Assessment of heterogeneity: We assessed heterogeneity among trials by visual inspection of the forest plots, and the Higgins-Thompson I2 method. We interpreted heterogeneity as outlined in the Cochrane Handbook: 75%-100% = considerable heterogeneity, 50%-90% = may represent substantial heterogeneity, 30%-60% = may represent moderate heterogeneity, and 0%-40% = might not be important . Where I2 exceeded 50%, we tried to identify explanations.
Subgroup analysis: We conducted a subgroup analysis based on the following criteria: a) Study setting (defined by the World Bank Classification of the country where the trial was conducted): high-income country (HIC), upper middle-income country (UMIC), lower middle-income country (LMIC), low-income country (LIC); and b) Type of cooling: WBC vs SHC. We planned subgroup analysis based on cooling method (formal devices vs informal methods), but there were insufficient studies.
Sensitivity analysis: We assessed the impact of low(er) quality studies, by excluding trials with moderate/high RoB.
We identified 36 863 citations, of which 85 citations were short-listed, and 39 publications [10,26–63] reporting 29 trials with 2926 participants [10,26–32,34–36,38,39,41–47,49,50,53,57–62] were included (Figure 1). Characteristics of the included studies are presented in Table 1, and their detailed description in Table S2 in the Online Supplementary Document. The reasons for excluding 46 studies [64–109] are presented in Table S3 in the Online Supplementary Document. Two authors independently categorized 13 studies each as having overall high, moderate, and low RoB (Table S4 in the Online Supplementary Document).
Figure 1. Flowchart highlighting screening and selection of studies.
Table 1. Characteristics of the included studies
EAC – external auditory canal, ECMO – extracorporeal membrane oxygenation, HELIX – hypothermia for moderate or severe neonatal encephalopathy in low-income and middle-income countries, HIE – hypoxic ischemic encephalopathy, HT – hypothermia, ICE – The Infant Cooling Evaluation, NA – not reported, NE – neonatal encephalopathy, NEST – neonatal ECMO Study of Temperature, NICHD – National Institute of Child Health and Human Development, NP – nasopharyngeal, SHC – selective head cooling, WBC – Whole body cooling, THIN – Therapeutic hypothermia for neonatal hypoxic-ischemic encephalopathy in India, TOBY – Total Body Hypothermia for Neonatal Encephalopathy Trial, wk – weeks
*In this trial, TH group had 4 subgroups with cooling to 36.5-36°C (n = 6): 35.9-35.5°C (n = 6): 35 ± 0.5°C (n = 6): 34.5 ± 0.5°C (n = 7). Only those with cooling to 34.5 ± 0.5°C were eligible for inclusion in this systematic review. The median time of initiation of intervention was within 4 hours of birth in the TH group; and 4.5 hours after birth in the control group.

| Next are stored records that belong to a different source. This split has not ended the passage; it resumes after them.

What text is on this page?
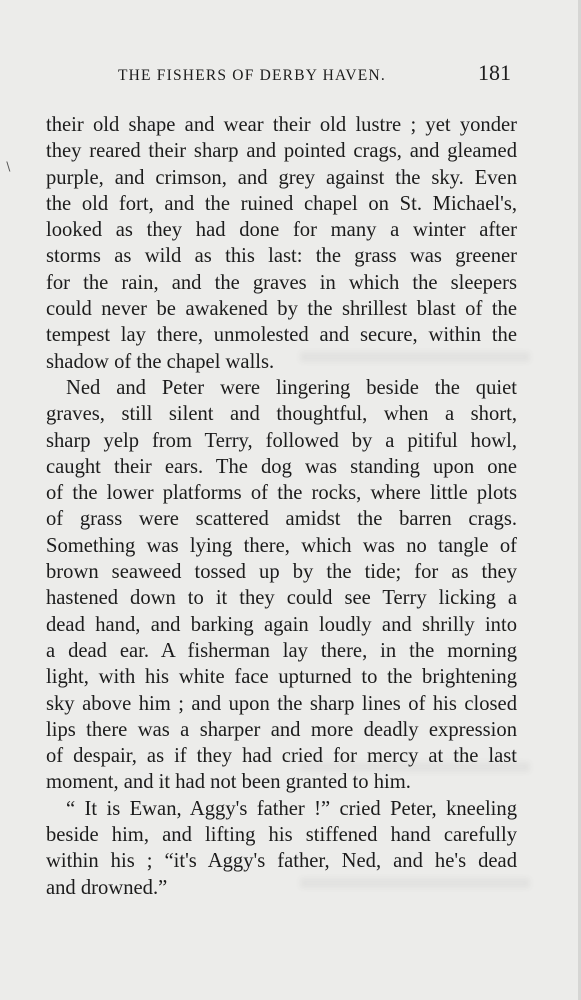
∖
THE FISHERS OF DERBY HAVEN.	181
their old shape and wear their old lustre ; yet yonder
they reared their sharp and pointed crags, and gleamed
purple, and crimson, and grey against the sky. Even
the old fort, and the ruined chapel on St. Michael's,
looked as they had done for many a winter after
storms as wild as this last: the grass was greener
for the rain, and the graves in which the sleepers
could never be awakened by the shrillest blast of the
tempest lay there, unmolested and secure, within the
shadow of the chapel walls.
Ned and Peter were lingering beside the quiet
graves, still silent and thoughtful, when a short,
sharp yelp from Terry, followed by a pitiful howl,
caught their ears. The dog was standing upon one
of the lower platforms of the rocks, where little plots
of grass were scattered amidst the barren crags.
Something was lying there, which was no tangle of
brown seaweed tossed up by the tide; for as they
hastened down to it they could see Terry licking a
dead hand, and barking again loudly and shrilly into
a dead ear. A fisherman lay there, in the morning
light, with his white face upturned to the brightening
sky above him ; and upon the sharp lines of his closed
lips there was a sharper and more deadly expression
of despair, as if they had cried for mercy at the last
moment, and it had not been granted to him.
“ It is Ewan, Aggy's father !” cried Peter, kneeling
beside him, and lifting his stiffened hand carefully
within his ; “it's Aggy's father, Ned, and he's dead
and drowned.”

†This study is the same as the Battin 2001 trial, however in this study data for TH group included participants cooled to temperature 35.0 ± 0.5°C (n = 6); or 34.5 ± 0.5°C (n = 7). Although, the latter conformed to the inclusion criteria of this review, outcome data could not be extracted separately for this group. Therefore, data from this study was unusable for meta-analysis.
Two of the 29 RCTs were multi-country trials [10,26]. Nine trials were conducted in India [28,31,35,36,38,44,45,49,60], six in China [39,46,47,59,61,62], four in the USA [26,29,41,53], two in the UK [30,42], and one each in Australia , Egypt , Germany , New Zealand , Turkey , and Uganda . The sample sizes in the 29 trials ranged from 19  to 408 ; with median (IQR) 93 (40, 158). Only 14 trials [10,26,27,29,30, 35,38,42,44,45,49,58,60,62] enrolled >100 participants each.
Nine RCTs [10,26,30,35,43,45,46,57,58] enrolled infants with moderate or severe encephalopathy, whereas another nine trials [27,29,41,44,47,49,59,60,62] also included some infants with mild encephalopathy. The proportion of such infants ranged from 0.2% to 23.3%. Eleven trials [28,31,32,34,36,38,39,42,50,53,61] did not describe the severity of encephalopathy. One study  presented data from a sub-group of participants reported in another study , hence data were extracted from the main publication.
Twenty-two studies with 2434 participants reported neonatal mortality during the initial hospitalization. The pooled RR was 0.87, (95% CI = 0.75, 1.00), I2 = 38% (Figure 2). The absolute risk difference was -0.03 (95% CI = -0.06, 0.00), I2 = 47%. One trial  reported mortality only during the intervention period, but not the entire hospitalization, hence its data was not pooled. Among the 22 trials, 21 showed an uncertain effect; only the HELIX trial  showed increased mortality. Excluding its data yielded a pooled RR of 0.74 (95% CI = 0.62, 0.87), I2 = 0%.
Figure 2. Meta-analysis of data on neonatal mortality (during the initial hospitalization).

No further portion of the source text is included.